There is a second shift, quieter but just as important. Lewis’s politics are deeply embedded in activist networks, including the kind of internationalist cause politics that increasingly dominates sections of the contemporary left. That includes intense pro-Palestinian activism, a space that in recent years has repeatedly struggled, or refused, to draw clean lines between legitimate criticism of Israeli policy and rhetoric or associations that slide into hostility toward Jews as a group. That matters for a national party. Not because criticism of Israel is forbidden, it is not, but because leadership sets tone. When a movement ecosystem blurs those lines, the result is predictable: internal division, public backlash, and the corrosion of trust among voters who still expect a federal party to maintain basic moral clarity. The problem is not criticism. The problem is drift, indulgence, and the refusal to police one’s own side when the language curdles.
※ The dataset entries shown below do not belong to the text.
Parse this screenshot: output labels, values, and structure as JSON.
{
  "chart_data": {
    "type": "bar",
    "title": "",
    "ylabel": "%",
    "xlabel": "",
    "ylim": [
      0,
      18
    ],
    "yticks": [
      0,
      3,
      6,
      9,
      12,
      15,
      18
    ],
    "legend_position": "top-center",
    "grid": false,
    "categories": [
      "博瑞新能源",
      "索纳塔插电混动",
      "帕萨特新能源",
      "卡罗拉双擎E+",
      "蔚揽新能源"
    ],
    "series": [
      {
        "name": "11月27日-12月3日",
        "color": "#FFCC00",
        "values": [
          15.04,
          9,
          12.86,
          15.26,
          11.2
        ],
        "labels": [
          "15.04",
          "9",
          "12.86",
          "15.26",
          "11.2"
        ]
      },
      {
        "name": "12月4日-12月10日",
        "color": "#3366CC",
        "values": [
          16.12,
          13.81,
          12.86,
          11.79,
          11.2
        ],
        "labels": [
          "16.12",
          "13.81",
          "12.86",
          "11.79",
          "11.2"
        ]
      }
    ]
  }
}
The NDP’s historical strength was its credibility with working Canadians. If it becomes seen primarily as a vehicle for activist causes, climate absolutism, movement politics, and international solidarity campaigns, it risks losing that base without replacing it. Urban activists are loud. Workers are numerous. Parties that forget that distinction tend to learn it the hard way.
The NDP has not simply chosen a new leader it has chosen a new radical center of gravity. It has moved from worker-first pragmatism to cause-first transformation, from building within the system to trying to remake it around activist priorities. That is a radical departure from the party of old. And if it fails, it will not be the activists who pay the highest price.